S4 is a general-purpose,near real-time, distributed, decentralized, scalable, event-driven, modular platform that allows programmers to easily implement applications for processing continuous unbounded streams of data.
S4 0.5 focused on providing a functional complete refactoring.
S4 0.6 builds on this basis and brings plenty of exciting features, in particular:
major performance improvements: stream throughput improved by 1000 % (200k+ messages / s / stream)
- major configurability and usability improvements, for both the S4 platform and deployed applications
What are the cool features?
- Application packages are standard jar files (suffixed
- Platform modules for customizing the platform are standard jar files
- By default keys are homogeneously sparsed over the cluster: helps balance the load, especially for fine grained partitioning
- both the platform and the applications are built by dependency injection, and configured through independent modules.
- makes it easy to customize the system according to specific requirements
- pluggable event serving policies: load shedding, throttling, blocking
Dynamic and loose coupling of S4 applications:
- through a pub-sub mechanism
- makes it easy to:
- assemble subsystems into larger systems
- reuse applications
- separate pre-processing
- provision, control and update subsystems independently
Fail-over mechanism for high availability
Checkpointing and recovery mechanism for minimizing state loss
Pure Java: statically typed, easy to understand, to refactor, and to extend
How does it work?
- S4 provides a runtime distributed platform that handles communication, scheduling and distribution across containers.

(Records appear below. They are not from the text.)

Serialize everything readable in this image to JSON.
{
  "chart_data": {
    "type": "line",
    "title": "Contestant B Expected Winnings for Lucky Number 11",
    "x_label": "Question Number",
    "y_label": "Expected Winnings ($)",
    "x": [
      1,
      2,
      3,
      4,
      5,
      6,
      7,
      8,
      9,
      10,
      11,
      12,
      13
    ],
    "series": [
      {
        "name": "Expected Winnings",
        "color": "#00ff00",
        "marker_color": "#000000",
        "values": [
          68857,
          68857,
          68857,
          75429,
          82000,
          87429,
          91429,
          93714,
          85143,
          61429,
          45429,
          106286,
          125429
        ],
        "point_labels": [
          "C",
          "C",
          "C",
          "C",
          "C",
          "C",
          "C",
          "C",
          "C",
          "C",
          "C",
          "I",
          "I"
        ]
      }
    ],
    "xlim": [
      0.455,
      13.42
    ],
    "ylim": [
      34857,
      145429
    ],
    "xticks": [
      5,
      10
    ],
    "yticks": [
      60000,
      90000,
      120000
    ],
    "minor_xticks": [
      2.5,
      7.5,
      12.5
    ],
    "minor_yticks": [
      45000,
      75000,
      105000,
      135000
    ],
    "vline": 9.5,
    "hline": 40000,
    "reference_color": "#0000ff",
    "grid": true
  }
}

- Distributed containers are called S4 nodes
- S4 nodes are deployed on S4 clusters
- S4 clusters define named ensembles of S4 nodes
- by default, the size of the cluster is fixed
- the size of an S4 cluster corresponds to the number of logical partitions (sometimes referred to as tasks)
an ongoing integration with Apache Helix will remove these limitations and allow a variable number of nodes and rebalancing the partitions
- Users develop applications and deploy them on S4 clusters
- Applications are built as a graph of:
Processing elements (PEs)
Streams that interconnect PEs
- PEs communicate asynchronously by sending events on streams.
- Events are dispatched to nodes according to their key
External streams are a special kind of stream that:
- send events outside of the application
- receive events from external sources
- can interconnect and assemble applications into larger systems.
Adapters are S4 applications that can convert external streams into streams of S4 events. Since adapters are also S4 applications, they can be scaled easily.
A hierarchical perspective on S4
The following diagram sums-up the key concepts in a hierarchical fashion:
S4 0.6 works exclusively with TCP